In this case, one mole of H2(g) produces two moles of H(g), indicating that the bond enthalpy of H2(g) is split into two H(g) bonds.
Therefore, the bond enthalpy (ΔH) of the H-H bond in H2(g) can be divided by 2 to obtain the bond enthalpy of one H-H bond.
ΔH = 436.0 kJ/mol
ΔH(H-H) = ΔH/2 = 436.0 kJ/mol / 2 = 218.0 kJ/mol
Now, bond energy (ΔE) can be calculated by multiplying the bond enthalpy by the Avogadro's number (6.022 x 10^23 mol^-1) to convert it into energy per molecule.
ΔE = ΔH(H-H) x (1 mol / 6.022 x 10^23 mol^-1) = 218.0 kJ/mol / 6.022 x 10^23 mol^-1 ≈ 3.623 x 10^-19 J/molecule
Therefore, the difference between bond enthalpy (ΔH) and bond energy (ΔE) for the dissociation of hydrogen gas is approximately 3.623 x 10^-19 J/molecule under standard conditions at 298.15 K.
The bond enthalpy (ΔH) is the amount of energy required to break a specific bond in a molecule, while the bond energy (ΔE) is the average energy of a bond in a sample of molecules.

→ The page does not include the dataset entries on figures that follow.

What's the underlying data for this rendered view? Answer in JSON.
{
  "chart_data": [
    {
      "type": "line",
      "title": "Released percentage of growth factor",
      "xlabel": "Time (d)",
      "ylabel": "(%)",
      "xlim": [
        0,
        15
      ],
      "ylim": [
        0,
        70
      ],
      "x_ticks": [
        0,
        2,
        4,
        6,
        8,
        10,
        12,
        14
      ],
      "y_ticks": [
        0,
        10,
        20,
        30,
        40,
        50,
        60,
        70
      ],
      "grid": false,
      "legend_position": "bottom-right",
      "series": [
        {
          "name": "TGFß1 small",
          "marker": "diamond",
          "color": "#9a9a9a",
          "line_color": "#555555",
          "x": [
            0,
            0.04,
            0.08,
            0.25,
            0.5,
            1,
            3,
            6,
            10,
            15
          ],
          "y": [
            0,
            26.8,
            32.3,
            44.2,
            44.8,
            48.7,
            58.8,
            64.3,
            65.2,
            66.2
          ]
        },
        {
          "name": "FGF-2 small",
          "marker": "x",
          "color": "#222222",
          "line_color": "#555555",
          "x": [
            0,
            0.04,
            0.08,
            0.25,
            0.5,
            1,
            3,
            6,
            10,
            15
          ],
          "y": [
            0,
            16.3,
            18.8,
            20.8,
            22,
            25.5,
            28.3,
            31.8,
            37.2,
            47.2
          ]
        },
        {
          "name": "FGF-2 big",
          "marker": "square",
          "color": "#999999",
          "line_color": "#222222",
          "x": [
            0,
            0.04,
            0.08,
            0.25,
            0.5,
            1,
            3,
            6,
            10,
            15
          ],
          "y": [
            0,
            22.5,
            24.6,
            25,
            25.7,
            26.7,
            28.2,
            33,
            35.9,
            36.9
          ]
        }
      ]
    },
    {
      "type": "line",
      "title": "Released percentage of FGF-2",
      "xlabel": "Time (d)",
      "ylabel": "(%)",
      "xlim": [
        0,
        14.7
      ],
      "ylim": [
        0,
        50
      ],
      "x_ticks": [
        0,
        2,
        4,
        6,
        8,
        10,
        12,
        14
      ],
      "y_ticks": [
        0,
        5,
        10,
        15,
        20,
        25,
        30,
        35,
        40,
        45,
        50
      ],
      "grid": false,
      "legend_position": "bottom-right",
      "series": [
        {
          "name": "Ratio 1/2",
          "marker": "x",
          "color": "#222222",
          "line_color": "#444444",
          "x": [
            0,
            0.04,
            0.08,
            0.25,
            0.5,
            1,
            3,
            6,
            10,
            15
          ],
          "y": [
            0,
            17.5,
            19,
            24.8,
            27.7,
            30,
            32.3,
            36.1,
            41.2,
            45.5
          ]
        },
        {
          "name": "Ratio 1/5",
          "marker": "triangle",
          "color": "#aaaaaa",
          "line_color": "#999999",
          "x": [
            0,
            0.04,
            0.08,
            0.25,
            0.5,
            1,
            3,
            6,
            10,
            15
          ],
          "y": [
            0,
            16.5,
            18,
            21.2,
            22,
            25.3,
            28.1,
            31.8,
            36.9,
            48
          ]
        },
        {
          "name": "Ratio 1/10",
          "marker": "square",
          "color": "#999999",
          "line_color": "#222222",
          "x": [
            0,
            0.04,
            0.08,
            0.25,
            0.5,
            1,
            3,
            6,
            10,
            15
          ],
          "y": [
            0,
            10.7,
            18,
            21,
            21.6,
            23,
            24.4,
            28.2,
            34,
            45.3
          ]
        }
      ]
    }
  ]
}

In the given reaction, the dissociation of hydrogen molecule (H2) into two hydrogen atoms (2H) is exothermic, meaning energy is released during the process. The enthalpy change (ΔH) is -436.0 kJ/mol, indicating that 436.0 kJ of energy is released per mole of reactant.
Under standard conditions at 298.15 K, the bond energy (ΔE) can be calculated by adding the bond enthalpy (ΔH) to the product of the gas constant (R) and the temperature (T):
ΔE = ΔH + RT
Where:
ΔE = Bond energy
ΔH = Bond enthalpy
R = Gas constant (8.314 J/mol·K)
T = Temperature (298.15 K)
Substituting the values:
ΔE = -436.0 kJ/mol + (8.314 J/mol·K)(298.15 K)
= -436.0 kJ/mol + 2480.36 J/mol
= -436.0 kJ/mol + 2.48036 kJ/mol
= -433.51964 kJ/mol
Therefore, the difference between bond enthalpy (ΔH) and bond energy (ΔE) for the process of hydrogen dissociation at standard conditions is approximately -433.52 kJ/mol.